Jennyfer : une campagne forte pour casser les préjugés sur l’enseigne

« Fringues de gamines », « cagole land », « marque de racaille »… Après un changement de mains en 2018, opéré sous la houlette d’un consortium d’investisseurs mené par Sébastien Bismuth, l’enseigne de mode féminine Jennyfer veut refaire parler d’elle et convoque pour cela les différentes perceptions négatives qu’elle a pu susciter depuis sa création en 1985. Une vaste campagne médiatique censée démonter ces clichés - et faire le buzz - vient pour cela d’être lancée par la marque.


Le magasin de Nîmes - Jennyfer

Débutant le 9 mai, le plan de communication a été précédé par des interventions réalisées par les équipes de la marque sur les vitrines de certaines boutiques : celles-ci ont été taguées en rouge avec les idées reçues qui collent à cette marque ciblant adolescentes et jeunes femmes.
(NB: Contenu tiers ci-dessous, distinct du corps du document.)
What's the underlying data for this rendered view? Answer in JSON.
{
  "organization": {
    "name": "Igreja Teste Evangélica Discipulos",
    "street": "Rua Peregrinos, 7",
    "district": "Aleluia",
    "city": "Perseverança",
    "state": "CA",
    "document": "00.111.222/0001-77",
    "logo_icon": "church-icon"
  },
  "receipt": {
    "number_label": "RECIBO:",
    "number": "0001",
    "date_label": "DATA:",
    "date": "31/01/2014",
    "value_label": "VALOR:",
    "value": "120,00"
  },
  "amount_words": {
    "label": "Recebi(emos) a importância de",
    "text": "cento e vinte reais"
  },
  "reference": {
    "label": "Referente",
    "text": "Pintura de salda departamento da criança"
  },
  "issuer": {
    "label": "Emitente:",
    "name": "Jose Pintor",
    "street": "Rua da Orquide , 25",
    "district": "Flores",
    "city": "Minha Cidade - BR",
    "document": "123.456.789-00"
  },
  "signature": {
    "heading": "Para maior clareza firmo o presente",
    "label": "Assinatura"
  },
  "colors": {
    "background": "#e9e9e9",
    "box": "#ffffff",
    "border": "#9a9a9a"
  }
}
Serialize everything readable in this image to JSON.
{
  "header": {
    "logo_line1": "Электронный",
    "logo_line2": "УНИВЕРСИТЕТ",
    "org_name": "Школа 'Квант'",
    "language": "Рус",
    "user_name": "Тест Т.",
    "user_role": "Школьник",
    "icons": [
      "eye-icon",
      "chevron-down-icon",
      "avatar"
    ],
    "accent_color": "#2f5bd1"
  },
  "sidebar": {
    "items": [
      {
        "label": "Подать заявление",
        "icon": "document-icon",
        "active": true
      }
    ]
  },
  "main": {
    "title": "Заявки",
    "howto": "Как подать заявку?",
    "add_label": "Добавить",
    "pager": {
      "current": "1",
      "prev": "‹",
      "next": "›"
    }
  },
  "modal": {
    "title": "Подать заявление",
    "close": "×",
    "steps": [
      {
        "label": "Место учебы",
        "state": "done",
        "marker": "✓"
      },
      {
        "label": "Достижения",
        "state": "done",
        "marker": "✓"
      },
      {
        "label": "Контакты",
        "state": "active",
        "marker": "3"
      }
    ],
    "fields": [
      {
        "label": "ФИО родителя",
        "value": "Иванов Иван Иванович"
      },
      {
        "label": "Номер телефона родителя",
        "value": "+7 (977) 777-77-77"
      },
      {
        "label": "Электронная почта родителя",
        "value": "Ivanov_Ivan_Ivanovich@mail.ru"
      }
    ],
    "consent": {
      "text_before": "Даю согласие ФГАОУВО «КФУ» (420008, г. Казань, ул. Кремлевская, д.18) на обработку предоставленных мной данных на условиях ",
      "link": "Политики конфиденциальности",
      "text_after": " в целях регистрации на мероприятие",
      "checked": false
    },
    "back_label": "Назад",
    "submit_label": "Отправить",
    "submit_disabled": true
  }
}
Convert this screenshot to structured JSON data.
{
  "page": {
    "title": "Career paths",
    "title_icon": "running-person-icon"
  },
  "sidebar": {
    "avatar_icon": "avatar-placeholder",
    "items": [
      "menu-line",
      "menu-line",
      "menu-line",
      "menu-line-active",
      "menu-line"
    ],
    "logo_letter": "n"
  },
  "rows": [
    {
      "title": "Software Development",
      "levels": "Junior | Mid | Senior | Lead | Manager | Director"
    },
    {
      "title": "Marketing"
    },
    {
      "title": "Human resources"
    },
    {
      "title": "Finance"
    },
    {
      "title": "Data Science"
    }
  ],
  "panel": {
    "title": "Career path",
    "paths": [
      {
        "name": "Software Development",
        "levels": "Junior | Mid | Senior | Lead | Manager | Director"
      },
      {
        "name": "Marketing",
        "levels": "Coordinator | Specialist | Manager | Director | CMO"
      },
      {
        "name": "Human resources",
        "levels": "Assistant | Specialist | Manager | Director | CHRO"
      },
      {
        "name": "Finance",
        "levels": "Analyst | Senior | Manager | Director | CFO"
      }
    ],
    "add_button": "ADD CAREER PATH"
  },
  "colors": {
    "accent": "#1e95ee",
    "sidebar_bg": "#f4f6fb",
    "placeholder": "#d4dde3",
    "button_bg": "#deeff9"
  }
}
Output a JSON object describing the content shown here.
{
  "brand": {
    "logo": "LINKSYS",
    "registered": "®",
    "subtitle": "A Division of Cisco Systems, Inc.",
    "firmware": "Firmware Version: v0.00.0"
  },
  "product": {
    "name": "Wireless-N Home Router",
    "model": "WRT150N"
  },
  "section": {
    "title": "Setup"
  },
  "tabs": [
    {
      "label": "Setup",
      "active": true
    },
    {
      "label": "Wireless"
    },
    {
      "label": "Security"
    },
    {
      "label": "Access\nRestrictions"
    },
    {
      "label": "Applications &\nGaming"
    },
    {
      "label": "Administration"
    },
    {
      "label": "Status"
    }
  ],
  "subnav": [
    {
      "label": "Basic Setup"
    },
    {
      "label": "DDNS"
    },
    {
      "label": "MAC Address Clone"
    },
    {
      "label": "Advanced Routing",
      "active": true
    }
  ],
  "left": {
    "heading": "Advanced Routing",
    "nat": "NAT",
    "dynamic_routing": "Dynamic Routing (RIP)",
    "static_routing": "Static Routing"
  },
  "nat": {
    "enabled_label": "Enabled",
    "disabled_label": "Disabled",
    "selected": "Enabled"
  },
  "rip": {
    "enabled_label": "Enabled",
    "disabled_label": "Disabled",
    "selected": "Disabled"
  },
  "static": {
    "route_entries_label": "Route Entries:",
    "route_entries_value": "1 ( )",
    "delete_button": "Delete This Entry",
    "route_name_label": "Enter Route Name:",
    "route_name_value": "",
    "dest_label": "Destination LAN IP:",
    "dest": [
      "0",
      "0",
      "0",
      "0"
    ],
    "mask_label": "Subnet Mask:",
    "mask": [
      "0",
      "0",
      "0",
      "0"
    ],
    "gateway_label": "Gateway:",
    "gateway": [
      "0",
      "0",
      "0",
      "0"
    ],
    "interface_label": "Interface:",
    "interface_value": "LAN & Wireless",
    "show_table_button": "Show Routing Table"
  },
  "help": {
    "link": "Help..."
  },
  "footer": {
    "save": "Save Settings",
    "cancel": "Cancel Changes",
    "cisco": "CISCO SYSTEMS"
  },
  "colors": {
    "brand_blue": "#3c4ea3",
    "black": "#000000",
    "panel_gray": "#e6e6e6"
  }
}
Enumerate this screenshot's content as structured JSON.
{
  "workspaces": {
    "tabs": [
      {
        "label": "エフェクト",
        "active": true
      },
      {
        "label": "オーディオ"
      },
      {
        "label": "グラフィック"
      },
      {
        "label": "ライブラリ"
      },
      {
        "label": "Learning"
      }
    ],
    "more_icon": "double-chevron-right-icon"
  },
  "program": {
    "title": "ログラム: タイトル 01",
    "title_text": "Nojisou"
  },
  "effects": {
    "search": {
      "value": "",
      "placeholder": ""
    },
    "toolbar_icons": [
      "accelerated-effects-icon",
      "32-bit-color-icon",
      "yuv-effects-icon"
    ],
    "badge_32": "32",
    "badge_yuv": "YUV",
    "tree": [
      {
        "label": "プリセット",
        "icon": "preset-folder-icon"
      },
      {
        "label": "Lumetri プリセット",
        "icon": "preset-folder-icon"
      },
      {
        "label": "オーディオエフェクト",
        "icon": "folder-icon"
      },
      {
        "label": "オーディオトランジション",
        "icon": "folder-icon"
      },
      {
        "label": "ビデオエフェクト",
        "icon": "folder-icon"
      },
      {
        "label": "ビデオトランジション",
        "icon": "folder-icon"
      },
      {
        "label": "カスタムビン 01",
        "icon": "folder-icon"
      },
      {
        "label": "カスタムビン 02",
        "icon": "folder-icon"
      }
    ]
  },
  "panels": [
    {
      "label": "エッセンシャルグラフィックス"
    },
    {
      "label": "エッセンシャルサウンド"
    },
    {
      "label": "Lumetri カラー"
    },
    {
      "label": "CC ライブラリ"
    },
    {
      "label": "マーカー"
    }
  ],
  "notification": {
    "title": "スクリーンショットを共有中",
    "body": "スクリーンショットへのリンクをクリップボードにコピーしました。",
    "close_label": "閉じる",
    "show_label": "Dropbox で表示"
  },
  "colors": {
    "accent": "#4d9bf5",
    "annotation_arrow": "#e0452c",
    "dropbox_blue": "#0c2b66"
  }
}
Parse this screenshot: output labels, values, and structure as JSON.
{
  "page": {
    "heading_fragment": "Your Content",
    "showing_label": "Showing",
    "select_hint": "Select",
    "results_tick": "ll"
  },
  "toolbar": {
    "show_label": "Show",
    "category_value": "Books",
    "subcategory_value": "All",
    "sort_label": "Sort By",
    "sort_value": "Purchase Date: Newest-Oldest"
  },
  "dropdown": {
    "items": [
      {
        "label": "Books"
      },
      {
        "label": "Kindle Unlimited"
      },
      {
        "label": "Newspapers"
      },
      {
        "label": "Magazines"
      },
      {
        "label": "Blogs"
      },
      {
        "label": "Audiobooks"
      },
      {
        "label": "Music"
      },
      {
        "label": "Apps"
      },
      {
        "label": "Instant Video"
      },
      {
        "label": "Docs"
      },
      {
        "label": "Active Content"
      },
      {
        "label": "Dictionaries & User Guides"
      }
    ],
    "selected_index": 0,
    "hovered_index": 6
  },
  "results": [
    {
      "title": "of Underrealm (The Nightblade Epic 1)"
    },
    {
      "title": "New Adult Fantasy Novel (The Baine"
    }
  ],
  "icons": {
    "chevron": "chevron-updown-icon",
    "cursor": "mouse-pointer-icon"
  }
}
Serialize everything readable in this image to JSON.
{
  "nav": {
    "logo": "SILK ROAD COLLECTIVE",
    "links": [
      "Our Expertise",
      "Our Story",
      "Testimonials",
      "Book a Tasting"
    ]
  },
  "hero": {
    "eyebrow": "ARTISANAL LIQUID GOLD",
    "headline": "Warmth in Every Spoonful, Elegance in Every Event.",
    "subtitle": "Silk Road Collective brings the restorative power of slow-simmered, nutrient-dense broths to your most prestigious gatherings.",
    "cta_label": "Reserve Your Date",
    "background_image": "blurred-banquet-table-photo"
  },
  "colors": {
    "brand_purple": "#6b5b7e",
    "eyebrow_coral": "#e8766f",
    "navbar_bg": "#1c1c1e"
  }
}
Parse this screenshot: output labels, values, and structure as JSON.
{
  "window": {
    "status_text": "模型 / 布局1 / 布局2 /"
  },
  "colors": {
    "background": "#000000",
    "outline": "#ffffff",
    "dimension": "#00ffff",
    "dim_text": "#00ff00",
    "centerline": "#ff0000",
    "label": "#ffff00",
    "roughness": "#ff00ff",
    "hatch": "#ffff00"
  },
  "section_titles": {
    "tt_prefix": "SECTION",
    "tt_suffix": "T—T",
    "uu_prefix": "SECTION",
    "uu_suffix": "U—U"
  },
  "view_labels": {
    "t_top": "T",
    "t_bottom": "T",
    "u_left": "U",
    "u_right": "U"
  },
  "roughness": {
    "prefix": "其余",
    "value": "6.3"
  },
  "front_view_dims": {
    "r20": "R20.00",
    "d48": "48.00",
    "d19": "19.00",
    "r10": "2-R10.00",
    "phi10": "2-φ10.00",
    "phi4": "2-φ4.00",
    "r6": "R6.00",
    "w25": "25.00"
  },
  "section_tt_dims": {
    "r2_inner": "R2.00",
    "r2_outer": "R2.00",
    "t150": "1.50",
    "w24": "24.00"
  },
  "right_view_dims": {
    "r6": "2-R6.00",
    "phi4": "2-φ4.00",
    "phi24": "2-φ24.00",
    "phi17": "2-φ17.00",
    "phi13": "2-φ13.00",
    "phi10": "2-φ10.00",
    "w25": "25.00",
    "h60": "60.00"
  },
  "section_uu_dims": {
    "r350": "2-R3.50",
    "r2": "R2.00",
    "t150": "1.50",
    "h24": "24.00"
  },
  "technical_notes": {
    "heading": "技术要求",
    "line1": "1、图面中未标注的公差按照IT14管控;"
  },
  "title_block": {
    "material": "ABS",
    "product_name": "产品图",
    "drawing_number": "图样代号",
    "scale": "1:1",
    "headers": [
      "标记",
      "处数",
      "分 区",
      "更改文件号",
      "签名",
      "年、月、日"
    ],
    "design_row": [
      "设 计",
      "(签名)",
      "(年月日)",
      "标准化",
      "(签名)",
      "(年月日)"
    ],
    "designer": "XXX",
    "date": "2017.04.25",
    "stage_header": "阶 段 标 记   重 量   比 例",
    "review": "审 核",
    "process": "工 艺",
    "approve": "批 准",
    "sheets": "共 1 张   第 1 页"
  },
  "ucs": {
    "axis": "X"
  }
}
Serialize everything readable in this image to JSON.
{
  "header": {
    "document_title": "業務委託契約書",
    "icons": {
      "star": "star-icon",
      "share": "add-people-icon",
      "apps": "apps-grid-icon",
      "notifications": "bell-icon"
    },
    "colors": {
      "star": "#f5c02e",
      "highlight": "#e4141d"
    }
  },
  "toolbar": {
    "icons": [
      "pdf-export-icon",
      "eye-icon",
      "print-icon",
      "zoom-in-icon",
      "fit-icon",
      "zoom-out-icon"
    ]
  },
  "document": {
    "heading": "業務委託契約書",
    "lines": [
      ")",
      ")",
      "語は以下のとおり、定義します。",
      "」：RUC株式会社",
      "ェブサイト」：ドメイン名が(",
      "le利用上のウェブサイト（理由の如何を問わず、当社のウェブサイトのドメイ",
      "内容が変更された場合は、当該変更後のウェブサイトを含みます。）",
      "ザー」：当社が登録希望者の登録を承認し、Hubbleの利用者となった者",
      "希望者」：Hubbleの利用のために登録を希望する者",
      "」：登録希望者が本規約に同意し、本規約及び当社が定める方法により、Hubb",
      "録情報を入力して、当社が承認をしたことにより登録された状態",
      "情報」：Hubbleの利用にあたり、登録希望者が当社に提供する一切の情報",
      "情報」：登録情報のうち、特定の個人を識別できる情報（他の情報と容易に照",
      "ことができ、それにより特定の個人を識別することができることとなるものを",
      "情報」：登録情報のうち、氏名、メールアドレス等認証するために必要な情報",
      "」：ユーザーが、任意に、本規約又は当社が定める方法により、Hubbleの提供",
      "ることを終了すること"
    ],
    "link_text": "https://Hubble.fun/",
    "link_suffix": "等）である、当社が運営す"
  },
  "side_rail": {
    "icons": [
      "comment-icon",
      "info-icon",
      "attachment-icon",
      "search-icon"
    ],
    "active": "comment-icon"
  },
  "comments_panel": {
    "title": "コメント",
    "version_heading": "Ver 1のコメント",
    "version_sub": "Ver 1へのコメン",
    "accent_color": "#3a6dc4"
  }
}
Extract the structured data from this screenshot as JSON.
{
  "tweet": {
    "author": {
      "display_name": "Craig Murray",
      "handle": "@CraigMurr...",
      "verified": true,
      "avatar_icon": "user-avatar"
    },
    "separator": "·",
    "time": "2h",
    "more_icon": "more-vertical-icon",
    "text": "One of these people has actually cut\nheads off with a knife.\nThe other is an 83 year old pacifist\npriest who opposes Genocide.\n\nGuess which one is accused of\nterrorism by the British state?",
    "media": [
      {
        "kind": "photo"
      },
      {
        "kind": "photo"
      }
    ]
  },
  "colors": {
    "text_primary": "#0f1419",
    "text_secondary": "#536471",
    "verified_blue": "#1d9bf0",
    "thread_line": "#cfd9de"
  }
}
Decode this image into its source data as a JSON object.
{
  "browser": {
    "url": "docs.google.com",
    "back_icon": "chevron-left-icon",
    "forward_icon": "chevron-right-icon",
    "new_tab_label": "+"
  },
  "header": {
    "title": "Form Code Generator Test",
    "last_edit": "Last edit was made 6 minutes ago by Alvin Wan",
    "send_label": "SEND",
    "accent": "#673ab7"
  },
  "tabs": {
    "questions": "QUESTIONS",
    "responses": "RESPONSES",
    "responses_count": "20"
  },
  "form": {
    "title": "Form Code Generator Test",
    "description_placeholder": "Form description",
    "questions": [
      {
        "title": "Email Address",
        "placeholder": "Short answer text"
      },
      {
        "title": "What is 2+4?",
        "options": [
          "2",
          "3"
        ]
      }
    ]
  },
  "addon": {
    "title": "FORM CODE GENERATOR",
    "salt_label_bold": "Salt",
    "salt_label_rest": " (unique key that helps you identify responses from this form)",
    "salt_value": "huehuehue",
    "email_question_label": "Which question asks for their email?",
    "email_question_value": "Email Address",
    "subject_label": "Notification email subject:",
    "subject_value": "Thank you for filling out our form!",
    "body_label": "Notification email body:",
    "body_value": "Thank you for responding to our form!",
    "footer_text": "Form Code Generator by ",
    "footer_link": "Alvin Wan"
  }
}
Ces actes de vandalisme simulés ont interpellé sur les réseaux sociaux et dans la presse locale.


La campagne a été pensée par l’agence Buzzman - Jennyfer
 
« Bien consciente de son déficit d'image souvent associée à ces stéréotypes, Jennyfer prend le contre-pied et s'affranchit de ses propres étiquettes en lançant sa première campagne de publicité nationale sous le slogan "Don’t call me Jennyfer" », indique la chaîne, qui, concurrencée par l’arrivée de grandes enseignes internationales (H&M, Primark…), « a traversé une crise d’ado dont elle sort aujourd’hui pour reconquérir son titre de BFF (Best Fashion Friend) des 15-21 ans ».


Une capsule mode a même été réalisée pour l'occasion - Jennyfer
 
Ce parti pris se traduit aujourd’hui par une campagne d’affichage sur abribus en France et de diffusion sur les réseaux sociaux, mais aussi via une capsule mode reprenant ces préjugés barrés, commercialisée dans tout le réseau et sur l’e-shop. 

L’imbrication du retail et du digital est l’une des clés de l’avenir de l’enseigne, selon son nouveau président, Sébastien Bismuth, qui veut faire de Jennyfer une « marque média ». Elle fait notamment appel à 18 influenceuses, comme Thedollbeauty ou Lena Situations (gérant la chaîne YouTube de la marque), « qui ne sont pas des porte-manteaux payants, mais de véritables partenaires ».  
 
Jennyfer, qui affirme avoir gagné 400 000 abonnés en six mois sur Instagram, revendique aujourd’hui un parc de 501 magasins dont 331 sont implantés sur le marché français. Pour mener cette reconquête, Sébastien Bismuth a récemment constitué un comité de direction en recrutant plusieurs profils experts du secteur de la distribution de mode.